Friday, 3 January 2014 00:00
-
- {{hitsCtrl.values.hits}}
Much has been written and said about the Government’s proposal to scrap the Grade 5 scholarship program. Many professionals who owe their social mobility to the exam as well as parents who hope for better opportunities for their children have criticised the move as an effort to close the door to prestigious schools. Yet, there is clearly much damage that the exams also pose.
Child experts have time and again pointed out that the Grade 5 scholarship exam puts a ridiculously high level of pressure on young children. At an age when most children in other countries are enjoying their childhood, youngsters in Sri Lanka are trapped into an endless – and some would say vicious – cycle of school and tuition classes.
Parents spend staggering amounts of money and energy to get their children the best assistance possible because the scholarship exam gives a tiny sliver of hope for parents who dream of sending their child to prestigious schools that they would otherwise never get to even step inside during a rainstorm, as the Sinhalese adage goes.

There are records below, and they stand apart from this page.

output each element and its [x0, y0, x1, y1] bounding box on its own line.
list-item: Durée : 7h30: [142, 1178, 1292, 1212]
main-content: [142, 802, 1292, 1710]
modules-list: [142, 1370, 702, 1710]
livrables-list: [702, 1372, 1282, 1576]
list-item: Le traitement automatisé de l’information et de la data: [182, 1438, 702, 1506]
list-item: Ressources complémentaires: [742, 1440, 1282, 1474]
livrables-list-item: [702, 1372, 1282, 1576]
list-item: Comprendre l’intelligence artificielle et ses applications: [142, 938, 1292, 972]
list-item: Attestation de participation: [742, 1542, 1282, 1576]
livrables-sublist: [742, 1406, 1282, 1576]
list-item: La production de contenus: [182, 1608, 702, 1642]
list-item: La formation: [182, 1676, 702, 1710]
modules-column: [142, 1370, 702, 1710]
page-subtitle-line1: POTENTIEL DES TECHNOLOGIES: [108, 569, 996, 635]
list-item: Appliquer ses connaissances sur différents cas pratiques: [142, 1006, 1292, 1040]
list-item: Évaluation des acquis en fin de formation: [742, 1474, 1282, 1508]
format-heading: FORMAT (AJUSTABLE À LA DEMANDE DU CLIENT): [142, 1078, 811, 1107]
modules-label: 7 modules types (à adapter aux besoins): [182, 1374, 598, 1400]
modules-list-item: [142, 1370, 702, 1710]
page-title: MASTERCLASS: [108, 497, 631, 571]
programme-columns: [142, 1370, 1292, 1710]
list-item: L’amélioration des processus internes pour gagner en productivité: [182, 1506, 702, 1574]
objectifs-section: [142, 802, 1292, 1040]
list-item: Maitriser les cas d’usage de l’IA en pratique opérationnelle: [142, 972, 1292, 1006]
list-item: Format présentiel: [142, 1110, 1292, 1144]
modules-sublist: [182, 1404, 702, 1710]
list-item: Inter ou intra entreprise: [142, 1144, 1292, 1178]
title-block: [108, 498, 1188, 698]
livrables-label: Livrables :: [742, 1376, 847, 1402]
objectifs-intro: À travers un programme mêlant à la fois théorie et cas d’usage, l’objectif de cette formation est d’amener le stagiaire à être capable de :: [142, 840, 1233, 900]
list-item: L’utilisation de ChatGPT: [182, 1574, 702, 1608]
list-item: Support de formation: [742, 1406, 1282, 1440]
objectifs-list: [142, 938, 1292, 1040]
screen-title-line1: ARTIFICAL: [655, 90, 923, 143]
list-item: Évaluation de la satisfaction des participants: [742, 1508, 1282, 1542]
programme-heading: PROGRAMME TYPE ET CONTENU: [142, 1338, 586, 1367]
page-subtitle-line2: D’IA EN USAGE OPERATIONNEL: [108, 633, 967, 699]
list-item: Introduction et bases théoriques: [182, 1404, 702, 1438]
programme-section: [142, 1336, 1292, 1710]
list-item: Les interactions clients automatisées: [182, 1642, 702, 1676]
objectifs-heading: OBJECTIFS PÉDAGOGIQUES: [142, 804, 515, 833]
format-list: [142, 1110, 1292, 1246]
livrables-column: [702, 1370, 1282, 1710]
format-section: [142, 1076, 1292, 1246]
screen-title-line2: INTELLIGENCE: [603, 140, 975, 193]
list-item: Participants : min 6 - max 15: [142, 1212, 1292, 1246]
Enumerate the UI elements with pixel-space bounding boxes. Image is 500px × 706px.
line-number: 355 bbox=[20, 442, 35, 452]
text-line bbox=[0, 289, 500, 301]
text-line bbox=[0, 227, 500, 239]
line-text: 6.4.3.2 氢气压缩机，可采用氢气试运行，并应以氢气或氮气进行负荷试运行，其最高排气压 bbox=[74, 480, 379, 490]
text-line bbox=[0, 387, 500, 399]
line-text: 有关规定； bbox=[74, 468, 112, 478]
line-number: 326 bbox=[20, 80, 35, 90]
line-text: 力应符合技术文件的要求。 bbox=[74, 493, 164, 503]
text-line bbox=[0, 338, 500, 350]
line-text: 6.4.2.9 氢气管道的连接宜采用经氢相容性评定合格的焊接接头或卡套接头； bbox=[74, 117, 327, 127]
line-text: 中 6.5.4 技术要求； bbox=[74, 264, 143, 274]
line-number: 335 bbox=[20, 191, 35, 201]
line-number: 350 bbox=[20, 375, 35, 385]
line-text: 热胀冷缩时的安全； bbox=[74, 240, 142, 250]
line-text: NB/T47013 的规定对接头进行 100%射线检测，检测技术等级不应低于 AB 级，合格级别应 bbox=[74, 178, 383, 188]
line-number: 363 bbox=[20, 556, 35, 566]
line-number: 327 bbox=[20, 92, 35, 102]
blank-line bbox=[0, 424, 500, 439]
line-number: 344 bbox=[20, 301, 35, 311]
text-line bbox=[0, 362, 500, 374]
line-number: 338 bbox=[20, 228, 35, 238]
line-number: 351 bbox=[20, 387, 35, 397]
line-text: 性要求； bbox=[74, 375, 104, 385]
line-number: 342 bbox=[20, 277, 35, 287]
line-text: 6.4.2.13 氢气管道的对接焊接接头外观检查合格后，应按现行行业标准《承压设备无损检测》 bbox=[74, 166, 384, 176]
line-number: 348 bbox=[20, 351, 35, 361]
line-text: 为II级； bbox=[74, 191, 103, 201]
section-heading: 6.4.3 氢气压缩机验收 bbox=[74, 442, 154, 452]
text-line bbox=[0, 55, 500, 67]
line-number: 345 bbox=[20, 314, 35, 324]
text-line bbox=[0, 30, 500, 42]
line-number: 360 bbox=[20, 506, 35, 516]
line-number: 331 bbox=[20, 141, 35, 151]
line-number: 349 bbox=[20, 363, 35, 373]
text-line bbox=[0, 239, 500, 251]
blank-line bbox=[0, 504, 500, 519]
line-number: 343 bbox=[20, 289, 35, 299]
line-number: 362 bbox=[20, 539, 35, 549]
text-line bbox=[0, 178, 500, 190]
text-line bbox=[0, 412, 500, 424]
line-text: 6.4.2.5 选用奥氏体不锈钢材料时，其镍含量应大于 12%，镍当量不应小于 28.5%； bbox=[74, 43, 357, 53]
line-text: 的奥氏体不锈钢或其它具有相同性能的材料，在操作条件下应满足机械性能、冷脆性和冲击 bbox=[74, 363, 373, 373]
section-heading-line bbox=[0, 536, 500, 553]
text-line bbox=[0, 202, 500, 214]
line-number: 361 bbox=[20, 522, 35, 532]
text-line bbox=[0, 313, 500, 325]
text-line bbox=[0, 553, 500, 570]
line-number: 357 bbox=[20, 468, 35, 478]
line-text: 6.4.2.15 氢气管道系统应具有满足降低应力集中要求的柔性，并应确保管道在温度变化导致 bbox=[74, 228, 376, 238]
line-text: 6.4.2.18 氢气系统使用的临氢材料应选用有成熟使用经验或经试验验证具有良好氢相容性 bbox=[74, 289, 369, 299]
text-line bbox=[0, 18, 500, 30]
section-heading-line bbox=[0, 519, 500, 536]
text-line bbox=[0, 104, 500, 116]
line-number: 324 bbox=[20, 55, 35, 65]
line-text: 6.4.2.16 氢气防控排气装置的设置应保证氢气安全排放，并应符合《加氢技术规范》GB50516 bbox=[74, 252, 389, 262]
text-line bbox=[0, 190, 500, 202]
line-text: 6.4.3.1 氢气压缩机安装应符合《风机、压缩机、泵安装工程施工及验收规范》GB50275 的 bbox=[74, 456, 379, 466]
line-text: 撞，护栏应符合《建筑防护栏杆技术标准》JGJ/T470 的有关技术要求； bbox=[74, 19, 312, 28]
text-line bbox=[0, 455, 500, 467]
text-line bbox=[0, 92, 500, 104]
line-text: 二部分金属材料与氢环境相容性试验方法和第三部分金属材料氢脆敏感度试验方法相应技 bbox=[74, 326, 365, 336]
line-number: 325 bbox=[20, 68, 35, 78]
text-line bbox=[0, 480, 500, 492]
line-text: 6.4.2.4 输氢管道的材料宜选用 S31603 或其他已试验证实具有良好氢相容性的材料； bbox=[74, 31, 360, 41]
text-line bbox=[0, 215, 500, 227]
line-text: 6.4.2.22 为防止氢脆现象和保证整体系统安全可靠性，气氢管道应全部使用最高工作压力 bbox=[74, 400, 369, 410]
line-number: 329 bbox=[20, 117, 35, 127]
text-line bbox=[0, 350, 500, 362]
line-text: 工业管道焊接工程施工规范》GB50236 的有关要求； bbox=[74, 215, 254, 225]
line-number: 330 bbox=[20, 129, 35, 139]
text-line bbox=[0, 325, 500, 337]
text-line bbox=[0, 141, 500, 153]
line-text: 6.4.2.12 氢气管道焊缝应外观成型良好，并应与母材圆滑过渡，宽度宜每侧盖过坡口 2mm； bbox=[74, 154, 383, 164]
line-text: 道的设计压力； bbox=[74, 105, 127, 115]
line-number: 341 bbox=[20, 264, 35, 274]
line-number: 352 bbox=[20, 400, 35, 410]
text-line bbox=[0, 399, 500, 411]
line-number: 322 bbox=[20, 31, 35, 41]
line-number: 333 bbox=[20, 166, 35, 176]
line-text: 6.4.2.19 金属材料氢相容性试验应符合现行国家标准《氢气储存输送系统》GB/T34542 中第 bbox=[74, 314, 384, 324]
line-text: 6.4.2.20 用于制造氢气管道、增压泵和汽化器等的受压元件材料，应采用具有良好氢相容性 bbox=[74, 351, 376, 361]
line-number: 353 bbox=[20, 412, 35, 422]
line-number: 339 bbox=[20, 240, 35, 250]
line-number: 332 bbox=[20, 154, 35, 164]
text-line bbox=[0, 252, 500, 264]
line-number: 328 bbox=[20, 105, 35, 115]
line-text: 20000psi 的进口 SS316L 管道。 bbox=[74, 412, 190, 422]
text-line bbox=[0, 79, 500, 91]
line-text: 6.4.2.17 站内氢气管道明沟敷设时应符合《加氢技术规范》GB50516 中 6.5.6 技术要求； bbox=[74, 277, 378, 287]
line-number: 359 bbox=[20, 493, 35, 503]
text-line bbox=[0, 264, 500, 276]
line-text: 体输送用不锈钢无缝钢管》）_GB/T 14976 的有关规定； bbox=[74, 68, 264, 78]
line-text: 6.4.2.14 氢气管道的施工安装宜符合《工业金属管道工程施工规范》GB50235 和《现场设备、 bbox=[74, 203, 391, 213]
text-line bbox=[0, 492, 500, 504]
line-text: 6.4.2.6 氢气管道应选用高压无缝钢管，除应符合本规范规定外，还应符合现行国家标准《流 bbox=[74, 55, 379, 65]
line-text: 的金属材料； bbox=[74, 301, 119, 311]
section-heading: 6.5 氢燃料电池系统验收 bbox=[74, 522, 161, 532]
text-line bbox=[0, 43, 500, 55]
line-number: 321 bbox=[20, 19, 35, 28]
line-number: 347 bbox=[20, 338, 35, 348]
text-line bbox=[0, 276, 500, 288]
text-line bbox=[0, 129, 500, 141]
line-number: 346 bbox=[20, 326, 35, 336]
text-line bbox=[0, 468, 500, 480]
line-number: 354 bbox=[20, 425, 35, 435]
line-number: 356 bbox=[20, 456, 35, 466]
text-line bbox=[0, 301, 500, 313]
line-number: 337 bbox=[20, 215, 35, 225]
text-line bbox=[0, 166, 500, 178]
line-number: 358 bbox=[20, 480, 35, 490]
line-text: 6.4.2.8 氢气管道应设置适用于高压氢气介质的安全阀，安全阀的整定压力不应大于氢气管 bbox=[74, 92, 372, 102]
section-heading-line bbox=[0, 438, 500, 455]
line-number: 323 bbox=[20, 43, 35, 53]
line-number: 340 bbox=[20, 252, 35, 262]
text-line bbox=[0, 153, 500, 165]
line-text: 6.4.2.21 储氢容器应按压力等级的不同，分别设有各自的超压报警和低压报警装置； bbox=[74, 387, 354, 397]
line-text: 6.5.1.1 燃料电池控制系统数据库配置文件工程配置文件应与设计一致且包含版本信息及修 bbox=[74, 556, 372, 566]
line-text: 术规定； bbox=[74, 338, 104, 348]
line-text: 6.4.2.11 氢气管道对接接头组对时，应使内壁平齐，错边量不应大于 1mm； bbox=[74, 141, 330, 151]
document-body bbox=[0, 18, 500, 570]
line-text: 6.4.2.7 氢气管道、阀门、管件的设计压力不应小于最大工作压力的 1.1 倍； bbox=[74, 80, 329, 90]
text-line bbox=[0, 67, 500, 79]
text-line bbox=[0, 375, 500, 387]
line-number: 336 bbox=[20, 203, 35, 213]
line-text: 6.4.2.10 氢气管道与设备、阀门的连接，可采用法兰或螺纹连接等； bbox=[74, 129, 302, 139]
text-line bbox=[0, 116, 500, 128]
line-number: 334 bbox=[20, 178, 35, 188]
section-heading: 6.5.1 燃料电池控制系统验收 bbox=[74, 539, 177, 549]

Caught in the frighteningly competitive environment, children become empty vessels to which only the driest of academic knowledge is stuffed. Many lament that students need to be spoon-fed and are incapable of discovering or learning for themselves. Still others have observed that children do not have the emotional depth and social skills to become good citizens and indeed many of these shortcomings can be traced back to the strident education regimen they are subjected to at a very early age. Usually for the sake for the Grade 5 scholarship exam.
Therefore, surely the most sustainable and genuine solution would be to upgrade all schools and bring them up at least near to the standard of the much-envied prestigious schools in Colombo and elsewhere. The Education Ministry some time ago came up with a plan to upgrade 1,000 schools around the country to the same standards as their Colombo counterparts. Yet, sadly, progress of this move has not been displayed.
Education is recognised as a basic right. As such it not only needs to be available to every child, but must be done so at the same standard. This the Government has failed to do and while it is very enthusiastic of ad-hoc plans like scratching the Grade 5 scholarship program, it has not been so vehement in increasing the annual budget allocation for education despite massive protests and strikes from academics. The demand for 6% of GDP may be unrealistic under present economic expectations, but schools, especially, need to be given better funds and management.
The furore over dismantling the Grade 5 exams have once again brought into the limelight the discrepancy and vast inequality existing in Sri Lanka’s education system. So significant has it become that scrapping the exam can be likened to depriving a child of a basic human right as education is vital to defining the potential of a child’s life.
If the Government goes ahead with revising or reducing the access average children will have to accessing elite schools without having constructive policies for developing all schools that are implemented, the result would be many lives consigned to darkness.